И шустро так из тетрадки вырвал листочек и мне над кроватью на кнопку прикрепил.
– Знаешь, какой сегодня праздник?
– Нет.
– Вербное воскресенье. Вход Господень в Иерусалим. Эх, если бы не ветрянка, я бы тебе настоящую вербочку принес…
– Зачем?
– Не зачем. Ради радости. Все же тогда чуда ждали, радовались. Думали, он больных вылечит, мертвых воскресит. Вино из воды сделает. Вот и вынесли ему вербочки. В знак уважения. А его схватили – и на Крест. И те же самые люди, которые с вербочками его встречали, кидались в него камнями, пока он этот Крест на себе тащил.
– Это ты к чему, Леша?
– Ни к чему. Так просто. К тому, что ничего от людей ждать не надо. Ни дурного, ни хорошего. Просто жалеть всех надо, и все.
– Это кто тебе сказал?
– Отец.
– Отец? И где он, твой отец? Пожалел тебя, когда сюда сдавал?
– Его в шахте завалило.
– А мама?
– А мама от сердца умерла. Вот нас пятерых братьев по разным детдомам и раздали. Родни-то у нас нет.
– Ох, заплачу сейчас.
– Да, я тоже плакал поначалу. Пока секрет один не понял.
– Какой секрет?
А он юмора не сечет, продолжает на полном серьезе:
Леша подошел ко мне и серьезно так на ухо шепотом говорит:
– Тут Бог близко.
– Да ну? Видел, что ли?
– Потому что он там, где страдание. Беззащитность где. Где ненужные, больные, одинокие. Туда он и приносит свою вербную веточку. Понимаешь?
– И где они, веточки эти?
– Да в сердце у нас! Мы же все чуда ждем! Что приедет добрая тетя и пожалеет нас, в семью заберет! Или что дядька вдруг проявится, и не перевод к празднику пришлет, а просто загребет нас отсюда навсегда! Что родители наши отыщутся, даже если умерли. Мы верой в это чудо и живем. Верой и надеждой. Иначе чем нам еще жить?
– Заткнись, придурок лагерный!
Взяла я тогда свою подушку и как огрела ею этого Лешу блаженного. И сижу, реву. Потом ничего, легче стало. Даже радостно как-то. Даже обида на него прошла.
– Ты, Леша, в самом деле идиот, или прикидываешься?
– В самом деле. За это мне и прилетает.
Улыбается так по-доброму, как будто и не била я его, и показывает мне пару синяков. Нашел чем удивить.
Принесли завтрак. И пока мы ели мою любимую манную кашу и пили мой любимый компот из сухофруктов, Леша в подробностях мне рассказал все, что ожидало Христа в Иерусалиме – и про учеников, которые его предали, и про солдат, которые его пытали, и про казнь, и про третий день, когда женщины пришли к гробнице, а там – никого.

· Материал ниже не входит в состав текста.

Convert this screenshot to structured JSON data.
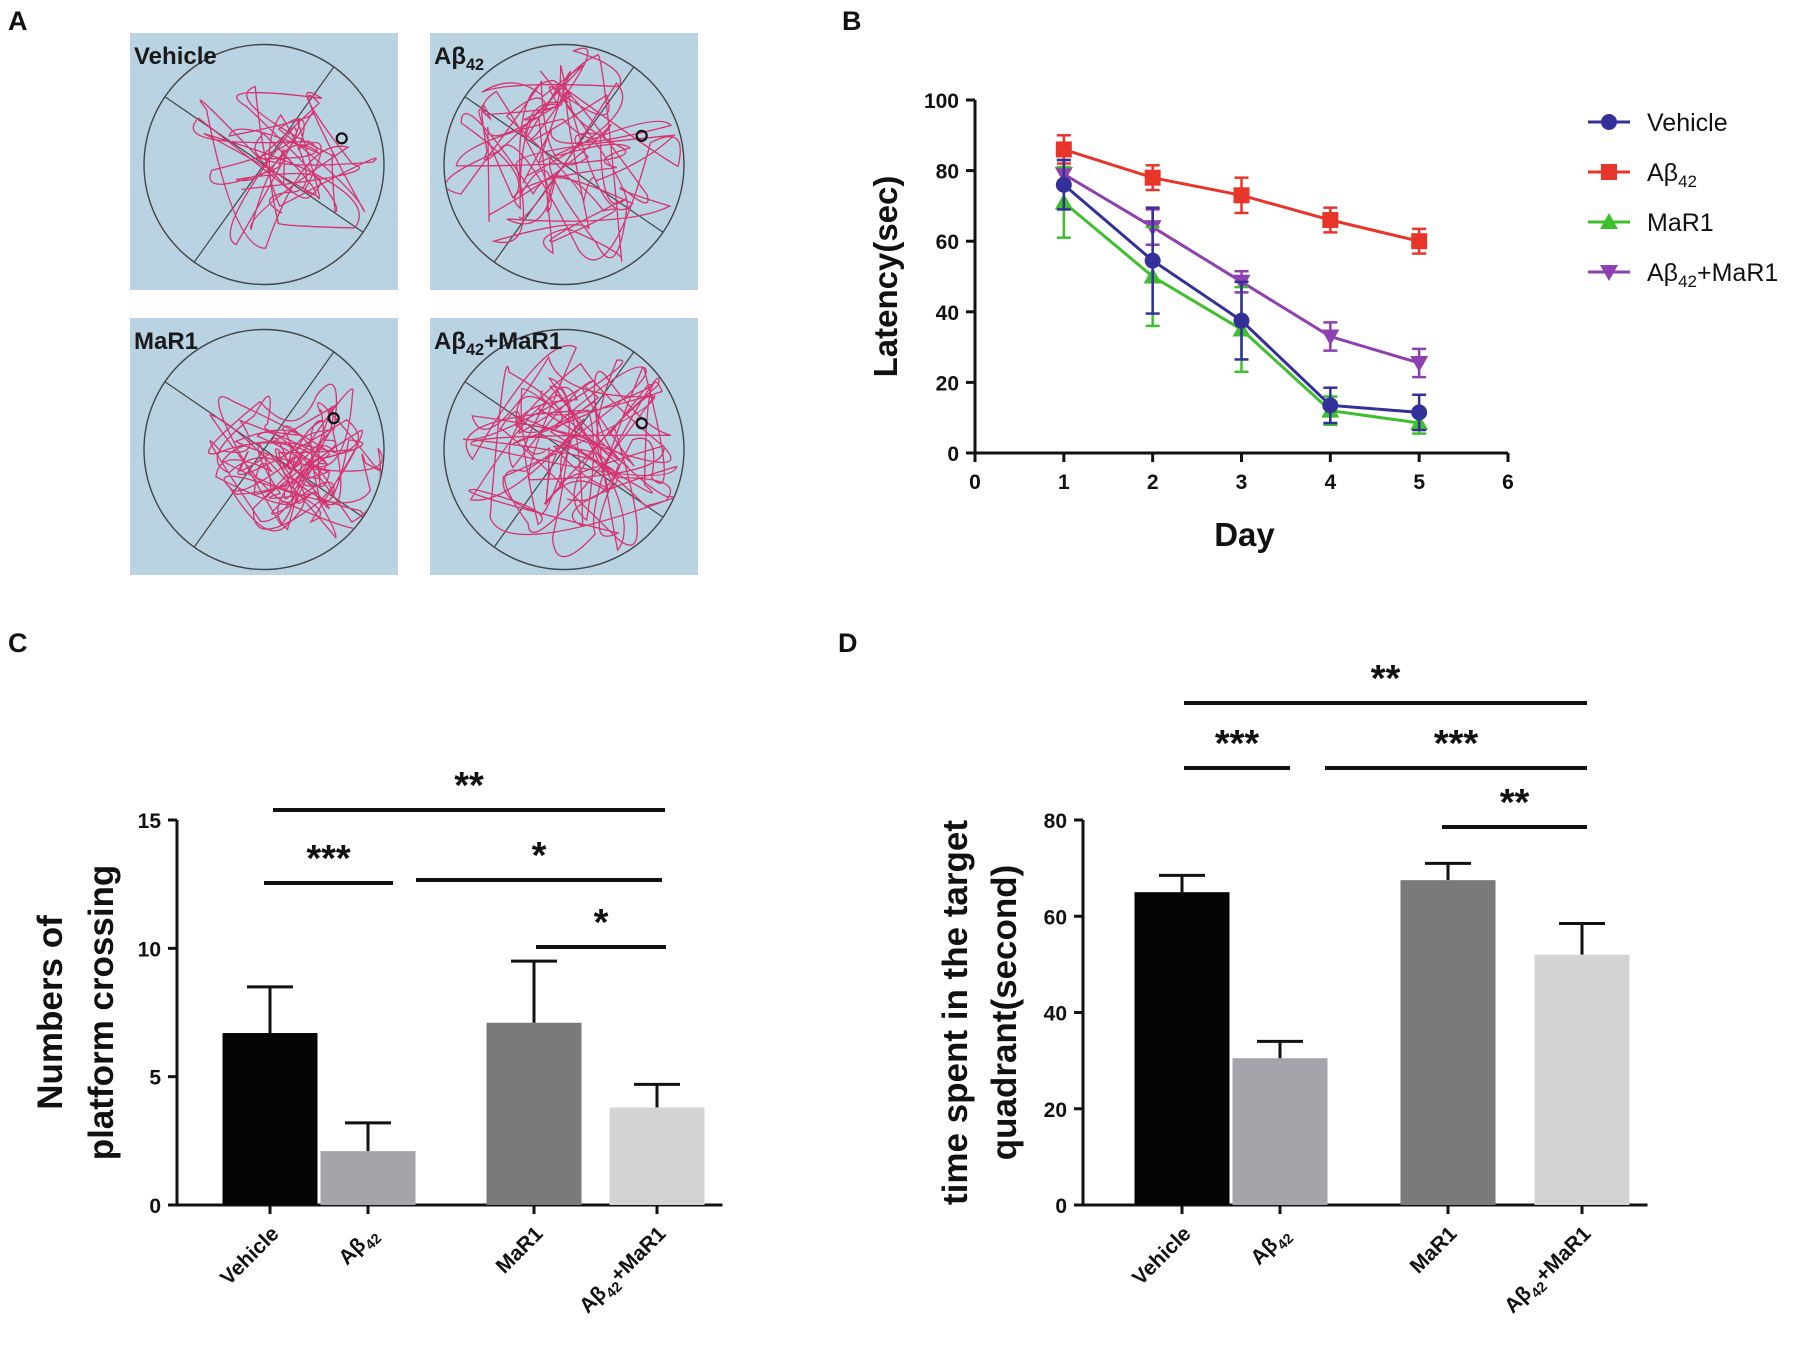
{
  "panel_labels": [
    "A",
    "B",
    "C",
    "D"
  ],
  "colors": {
    "maze_bg": "#b9d3e2",
    "path": "#d6336f",
    "vehicle": "#33309a",
    "abeta": "#e8352a",
    "mar1": "#3fbf2e",
    "abeta_mar1": "#8e3fb0",
    "bar_vehicle": "#050505",
    "bar_abeta": "#a5a4aa",
    "bar_mar1": "#7a7a7a",
    "bar_abeta_mar1": "#d4d4d4"
  },
  "maze_panels": [
    {
      "title": "Vehicle",
      "title_sub": ""
    },
    {
      "title": "Aβ",
      "title_sub": "42"
    },
    {
      "title": "MaR1",
      "title_sub": ""
    },
    {
      "title": "Aβ",
      "title_sub": "42",
      "title_suffix": "+MaR1"
    }
  ],
  "chart_data": [
    {
      "panel": "B",
      "type": "line",
      "xlabel": "Day",
      "ylabel": "Latency(sec)",
      "xlim": [
        0,
        6
      ],
      "ylim": [
        0,
        100
      ],
      "xticks": [
        0,
        1,
        2,
        3,
        4,
        5,
        6
      ],
      "yticks": [
        0,
        20,
        40,
        60,
        80,
        100
      ],
      "x": [
        1,
        2,
        3,
        4,
        5
      ],
      "legend_position": "top-right",
      "series": [
        {
          "name": "Vehicle",
          "name_sub": "",
          "name_suffix": "",
          "marker": "circle",
          "color": "#33309a",
          "values": [
            76,
            54.5,
            37.5,
            13.5,
            11.5
          ],
          "errors": [
            7,
            15,
            11,
            5,
            5
          ]
        },
        {
          "name": "Aβ",
          "name_sub": "42",
          "name_suffix": "",
          "marker": "square",
          "color": "#e8352a",
          "values": [
            86,
            78,
            73,
            66,
            60
          ],
          "errors": [
            4,
            3.5,
            5,
            3.5,
            3.5
          ]
        },
        {
          "name": "MaR1",
          "name_sub": "",
          "name_suffix": "",
          "marker": "triangle-up",
          "color": "#3fbf2e",
          "values": [
            71,
            50,
            35,
            12,
            8.5
          ],
          "errors": [
            10,
            14,
            12,
            4,
            3
          ]
        },
        {
          "name": "Aβ",
          "name_sub": "42",
          "name_suffix": "+MaR1",
          "marker": "triangle-down",
          "color": "#8e3fb0",
          "values": [
            79,
            64,
            48.5,
            33,
            25.5
          ],
          "errors": [
            4,
            5,
            3,
            4,
            4
          ]
        }
      ]
    },
    {
      "panel": "C",
      "type": "bar",
      "ylabel_lines": [
        "Numbers of",
        "platform crossing"
      ],
      "ylim": [
        0,
        15
      ],
      "yticks": [
        0,
        5,
        10,
        15
      ],
      "categories": [
        {
          "name": "Vehicle",
          "sub": "",
          "suffix": ""
        },
        {
          "name": "Aβ",
          "sub": "42",
          "suffix": ""
        },
        {
          "name": "MaR1",
          "sub": "",
          "suffix": ""
        },
        {
          "name": "Aβ",
          "sub": "42",
          "suffix": "+MaR1"
        }
      ],
      "values": [
        6.7,
        2.1,
        7.1,
        3.8
      ],
      "errors": [
        1.8,
        1.1,
        2.4,
        0.9
      ],
      "significance": [
        {
          "from": 0,
          "to": 3,
          "label": "**"
        },
        {
          "from": 0,
          "to": 1,
          "label": "***"
        },
        {
          "from": 1,
          "to": 3,
          "label": "*"
        },
        {
          "from": 2,
          "to": 3,
          "label": "*"
        }
      ]
    },
    {
      "panel": "D",
      "type": "bar",
      "ylabel_lines": [
        "time spent in the target",
        "quadrant(second)"
      ],
      "ylim": [
        0,
        80
      ],
      "yticks": [
        0,
        20,
        40,
        60,
        80
      ],
      "categories": [
        {
          "name": "Vehicle",
          "sub": "",
          "suffix": ""
        },
        {
          "name": "Aβ",
          "sub": "42",
          "suffix": ""
        },
        {
          "name": "MaR1",
          "sub": "",
          "suffix": ""
        },
        {
          "name": "Aβ",
          "sub": "42",
          "suffix": "+MaR1"
        }
      ],
      "values": [
        65,
        30.5,
        67.5,
        52
      ],
      "errors": [
        3.5,
        3.5,
        3.5,
        6.5
      ],
      "significance": [
        {
          "from": 0,
          "to": 3,
          "label": "**"
        },
        {
          "from": 0,
          "to": 1,
          "label": "***"
        },
        {
          "from": 1,
          "to": 3,
          "label": "***"
        },
        {
          "from": 2,
          "to": 3,
          "label": "**"
        }
      ]
    }
  ]
}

Под кашу и компот, да еще после слез, все это хорошо пошло. Про женщин я вообще поверила. Я всегда замечала, что мы смелее мужиков. А про воскрешение – как-то не очень. Потому что моя тетка в морге работала. И я к ней ходила, но никто из ее пациентов там ни разу не воскрес. И не ушел из темницы с биркой на ноге, отворив двери холодильника…Про воскрешение, решила я тогда, Леха наврал. Но бить его больше не стала.
И мы с ним подружились даже на эту пару недель. Он мне много чего тогда рассказал. Про одного деда, который в китовом брюхе плавал, мне особенно забавно было слушать…
А потом карантин кончился. Мое лицо стало чистым, как до болезни. Только щербинка на виске осталась. Одна, маленькая. Леша тоже вылечился. После интерната ушел жить к монахам в Лавру. А я поступила в медучилище. Тогда, при Совке, сирот везде брали.
…Прошла жизнь. Недавно видела его. Приехала в Лавру мужа своего отмаливать, алкоголика. Накануне Вербного. Ну, и осталась в Храме до утра. Чтобы не ночевать у таких же алкоголиков. В гостинице места не было.
Просыпаюсь утром на лавке от звона колокольчика. Открываю глаза – стоит надо мной Леша Блаженный. Седой как лунь. В мятом подрясничке. И протягивает мне вербную веточку.
– Здравствуй, говорит, милая, Христос воскресе!